The Great Flood: Edward Platt and Ken Worpole

Henham Park Barns

16/11/2019 11:45 - 12:30

Suffolk is no stranger to the challenge of the tides: its coastline is one of the most erosion-receptive in the UK, and it was hit as hard as anywhere by the almost legendary 1953 inundation. But let's not think any of this is purely historical. In Edward Platt's always acute and incisive new book, The Great Flood, the award-winning investigative writer of Leadville takes as his point of departure the record-breaking waters of 2013-14. Travelling the country, and with a significant focus on the eastern regions, he brings a textured and layered response to the realities we will increasingly be facing. He is joined by the engaged cultural and social historian Ken Worpole, who has written extensively on Eastern England and also on the 1953 disaster.

 

Edward Platt was born in 1968 and lives in London. He won the John Llewellyn Rhys Prize and a Somerset Maugham Award for his first book, Leadville (2000), a ‘biography’ of the A40 in west London. His second critically acclaimed book, The City of Abraham (2012), was a history of Hebron, and an account of the mythic origins of the Israeli–Palestinian conflict. The Great Flood: Travels through a Sodden Landscape will be published by Picador in 2019.  He is a regular contributor to various magazines and newspapers, including the New Statesman.

 

Ken Worpole is a writer and social historian, whose work includes many books on architecture, landscape and public policy. He is married to photographer Larraine Worpole with whom he has collaborated on book projects internationally, as well as in Hackney, London, where they have lived and worked since 1969.
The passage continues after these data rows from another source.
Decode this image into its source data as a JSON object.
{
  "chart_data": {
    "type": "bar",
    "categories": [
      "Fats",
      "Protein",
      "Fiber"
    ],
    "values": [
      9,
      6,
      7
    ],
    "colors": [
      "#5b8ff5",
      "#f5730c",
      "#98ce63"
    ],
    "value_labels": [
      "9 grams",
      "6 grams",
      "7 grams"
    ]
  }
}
In recent years his work has focused on contemporary landscape aesthetics and working with architects and garden designers on the creation of new forms of residential settlements for an ageing population. Ken is Emeritus Professor, Cities Institute London Metropolitan University, and has served on the UK government’s Urban Green Spaces Task Force, on the Expert Panel of the Heritage Lottery Fund, and as an adviser to the Commission for Architecture and the Built Environment.

For many years, Ken Worpole has been one of the shrewdest and sharpest observers of the English social landscape.”